14- Which of the following best defines a file descriptor?
- A letter that represents the file’s type
- A number that represents a process’s open files
- Another term for the file’s name
- A six‐character name that represents standard output
- A symbol that indicates the file’s classification
A number that represents a process’s open files
A file descriptor is a number that represents a process’s open files. Therefore, option B is the correct answer. A file type code is a letter that represents the file’s type, displayed as the first item in the ls -l output line. Therefore, option A is a wrong answer. Option C is also wrong, because it is a made‐up answer. Option D is incorrect because it describes only STDOUT, which has a file descriptor number of 1 and is only one of several file descriptors. A file indicator code is a symbol that indicates the file’s classification, and it is generated by the ls -F command. Therefore, option E is also a wrong choice.**
File Descriptor
A small non-negative integer that the kernel uses to identify an open file within a process; the first three descriptors are standard input (0), standard output (1), and standard error (2).
STDOUT
Standard Output:
* default output stream (file descriptor 1) where a program writes its normal output
* typically directed to the terminal but can be redirected to files or other programs using the > or | operators.
STDIN
Standard Input
* The default input stream (file descriptor 0) from which a program reads input
* typically connected to the keyboard but can receive input from files or other programs using the < operator or pipes (e.g., cat < input.txt or echo “text” | grep “t”).
STDERR
Standard Error
* The default error output stream (file descriptor 2) where programs write error messages and diagnostics
* separated from stdout to distinguish normal output from errors and can be redirected independently (e.g., command 2> errors.log).
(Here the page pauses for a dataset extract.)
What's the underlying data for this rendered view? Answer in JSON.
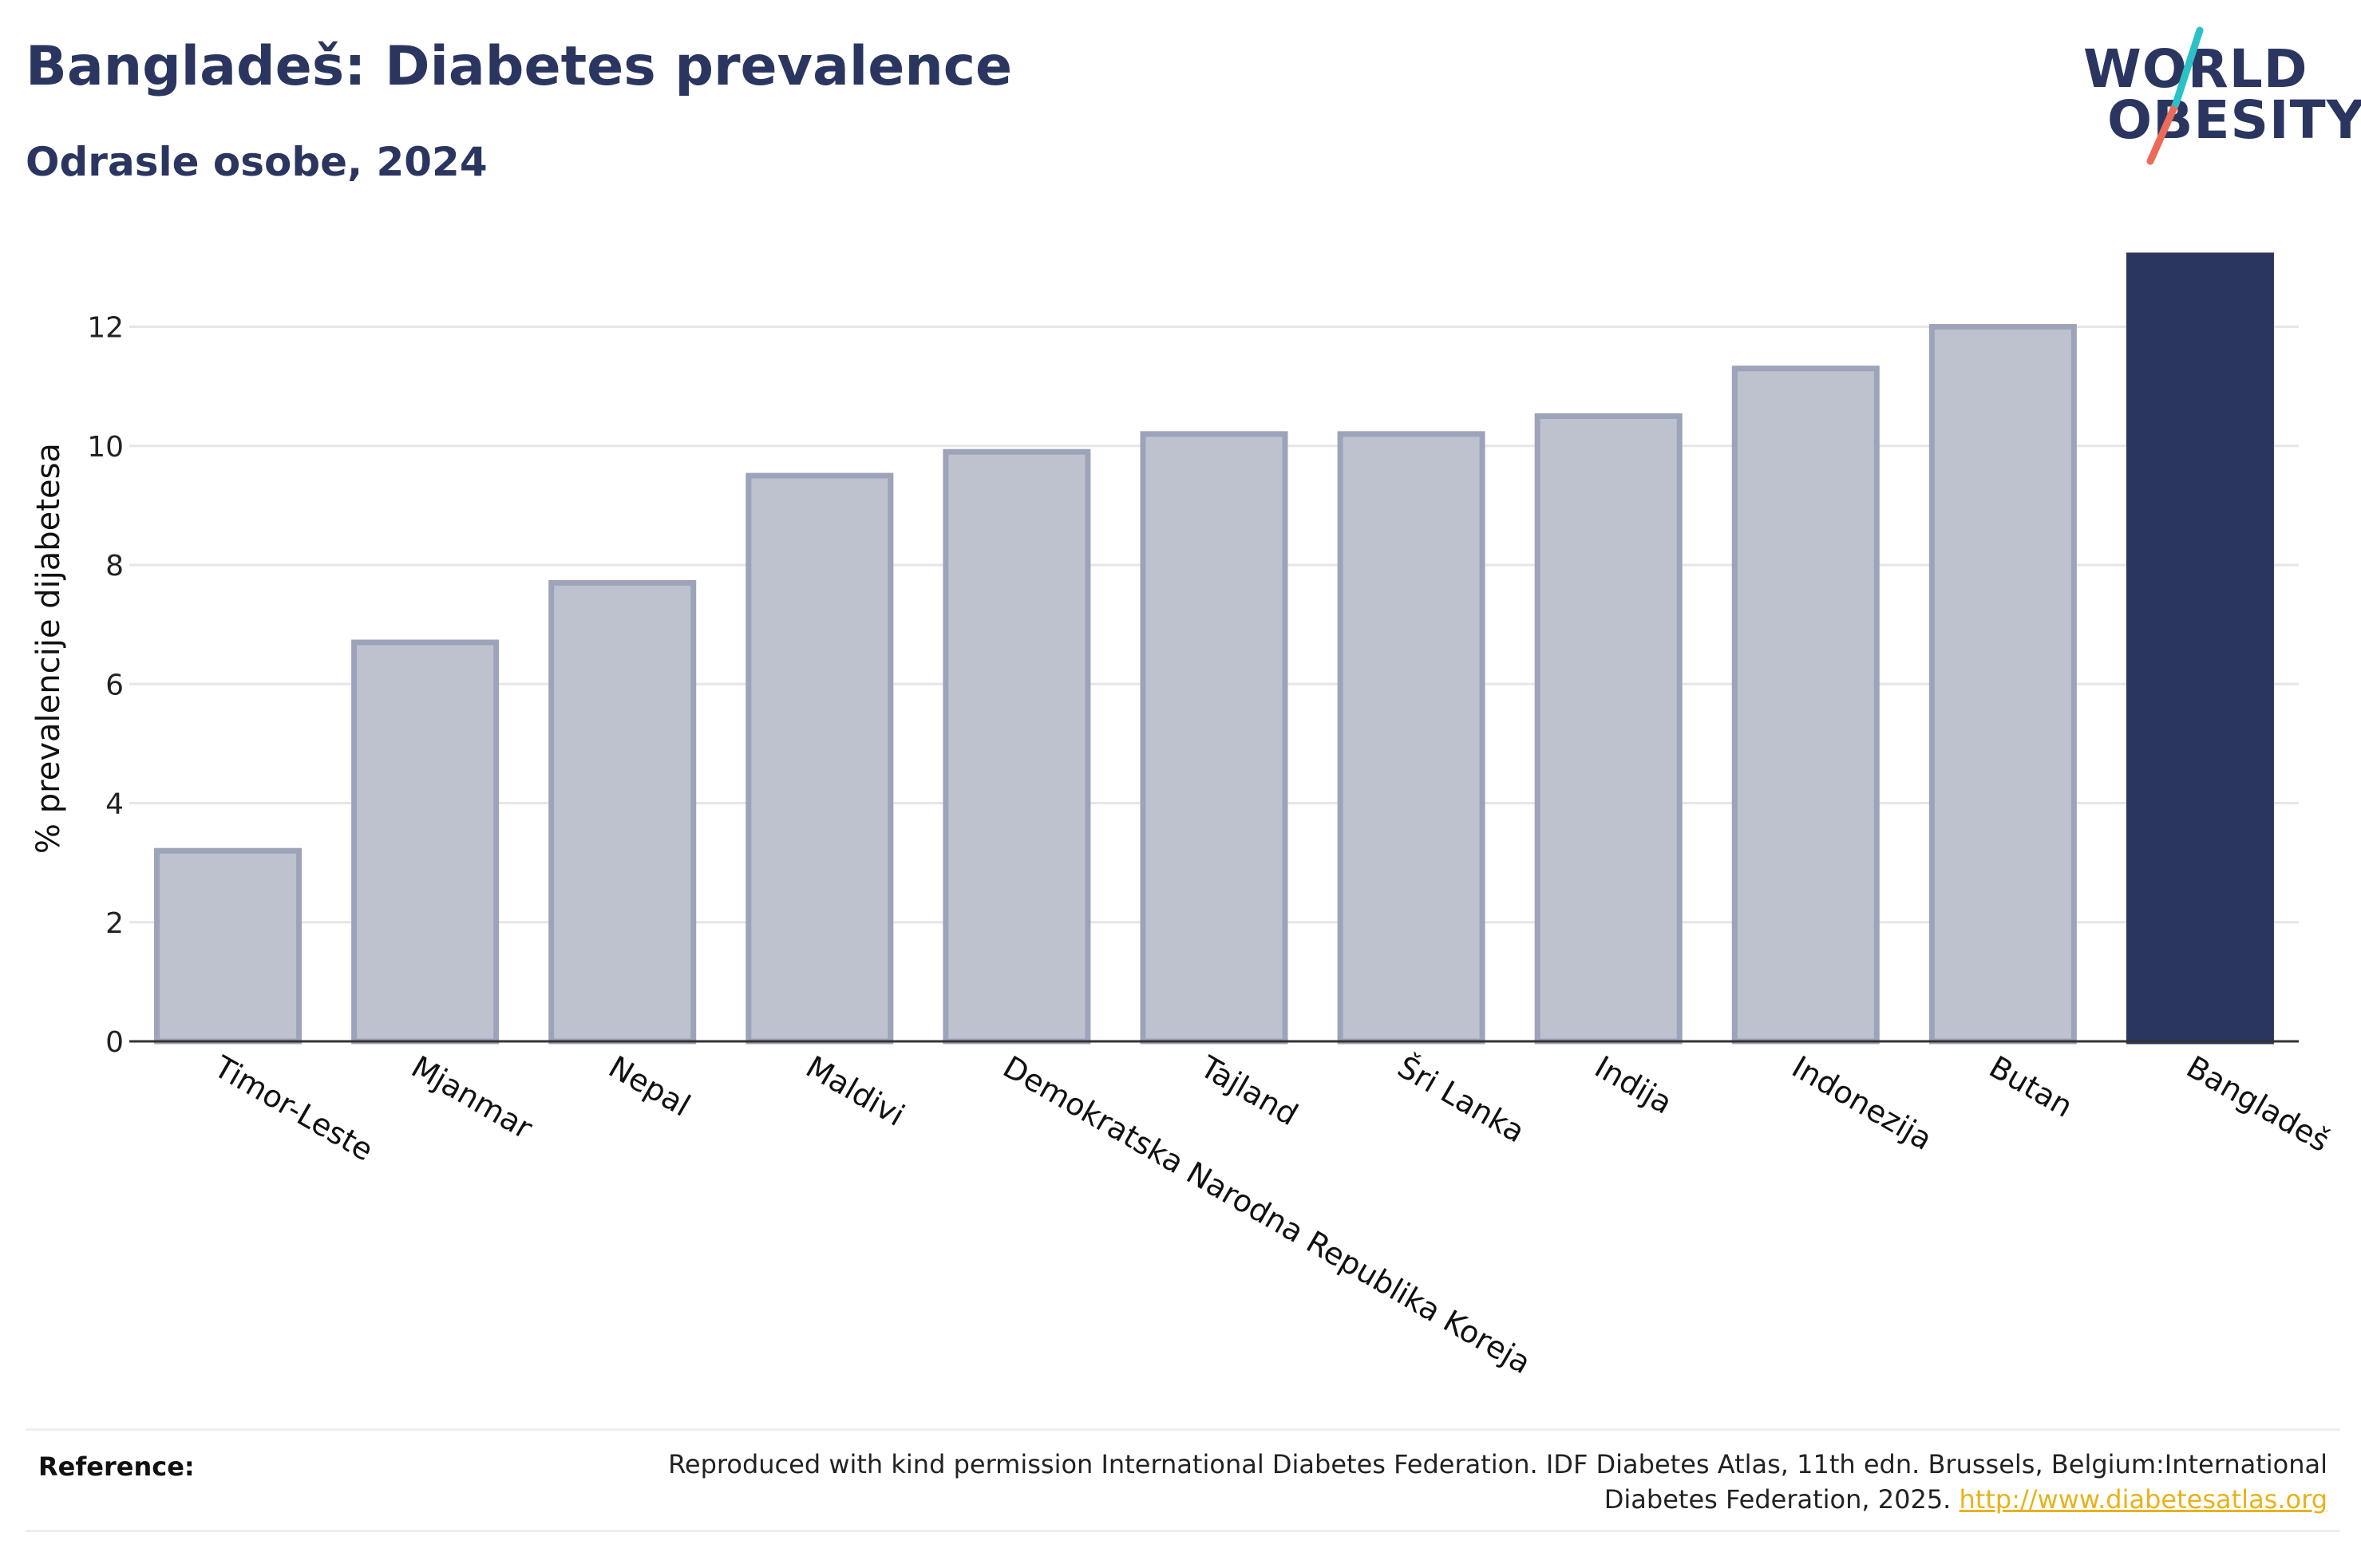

16- Which of the following commands will display the file SpaceOpera.txt to output as well as save a copy of it to the file SciFi.txt?
cat SpaceOpera.txt | tee SciFi.txt
cat SpaceOpera.txt ˃ SciFi.txt
cat SpaceOpera.txt 2˃ SciFi.txt
cp SpaceOpera.txt SciFi.txt
cat SpaceOpera.txt &˃ SciFi.txt
cat SpaceOpera.txt | tee SciFi.txt
The command in option A will display the SpaceOpera.txt file to output as well as save a copy of it to the SciFi.txt file. Therefore, option A is the correct answer. Option B is a wrong answer because it will only put a copy of SpaceOpera.txt into the SciFi.txt file. Option C is an incorrect choice because this will display the SpaceOpera.txt file to output and put any error messages into the SciFi.txt file. The cp command will only copy one text file to another. It will not display the original file to output, so option D is a wrong answer. Option E is a wrong choice because it will put a copy of SpaceOpera.txt into the SciFi.txt file and include any error messages that are generated.